The use of dynamic vs aggregated functions
October 3rd, 2007 at 1:00 pm by JasperAn eyeopener for me when constructing sql queries in a complex environment was the use of analytic functions. As appose to aggregated functions, you can use more analytic functions on one table instead of constructing multiple inline views to accomplish “the same”.
For those of you who like to see examples:
select job_id
, sum(salary)
from employees
group by job_id;
has the same result as:
select distinct job_id
, sum(salary) over (partition by job_id)
from employees;
But using the second query you could also add for example, the avarage salary per job:
select distinct job_id
, sum(salary) over (partition by job_id)
, avg(salary) over (partition by job_id)
from employees;
If I would want this result using an aggregated function, I would have to use a inline views, like this:
select s.job_id, s.ssal, a.asal
from ( select job_id, sum(salary) ssal
from employees
group by job_id
) s
, ( select job_id, avg(salary) asal
from employees
group by job_id
) a
where s.job_id = a.job_id
order by s.job_id
;
So that makes the code much more readable. Advantage number one…
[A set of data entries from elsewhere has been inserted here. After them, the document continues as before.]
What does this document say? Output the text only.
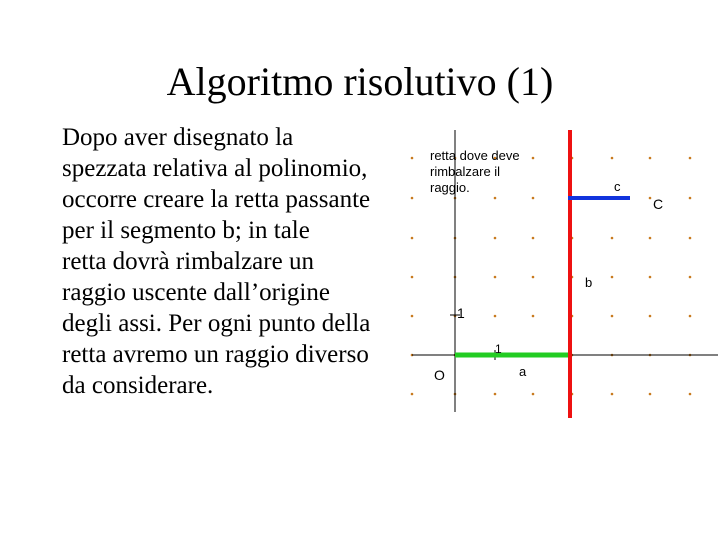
Algoritmo risolutivo (1)
Dopo aver disegnato la
spezzata relativa al polinomio,
occorre creare la retta passante
per il segmento b; in tale
retta dovrà rimbalzare un
raggio uscente dall’origine
degli assi. Per ogni punto della
retta avremo un raggio diverso
da considerare.
retta dove deve
rimbalzare il
raggio.
O
1
1
a
b
c
C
But also, something that can’t be accomplished using aggregated functions, is selecting other data besides the grouped data from the table. Such as:
select job_id
, first_name
, sum(salary) over (partition by job_id) ssal
, avg(salary) over (partition by job_id) asal
from employees
order by job_id
;
Now I can make much better use of this data, and it’s less code!
Sort of automatically I figured that using analytic functions would also be quicker. Because after all, we would only have to do a full table scan once. But I found myself to be greatly mistaken when I checked the explain plans of two different statements, one using aggregated and one using analytic functions. Explain plan for the query above using aggregated function vs the analytic functions shows that the aggregated function has much better performance.
So by using analytic functions on large sets of data… causes some performance difficulties. So using aggregated functions would be better here?
I started searching the net for explanations. Discovering first of all, that analytic functions should not be used to aggregate. Because when you aggregate you return only the aggregated rows. By using a distinct in the query’s above using the analytic functions, you get the same result, but for every row that is selected, the analytic function is added. So logically this is costing us performance.
I discovered this by reading an article on asktom.com. So I guess I should always ask myself the question: do I want to analyse or aggregate?…
Other articles show that the use of analytic of aggregated functions is all up to you. What’s your gain? What’s your personal preference?
I think analytic functions are fantastic and I couldn’t stop using them even if I wanted to
But I guess it’s up to you to deside…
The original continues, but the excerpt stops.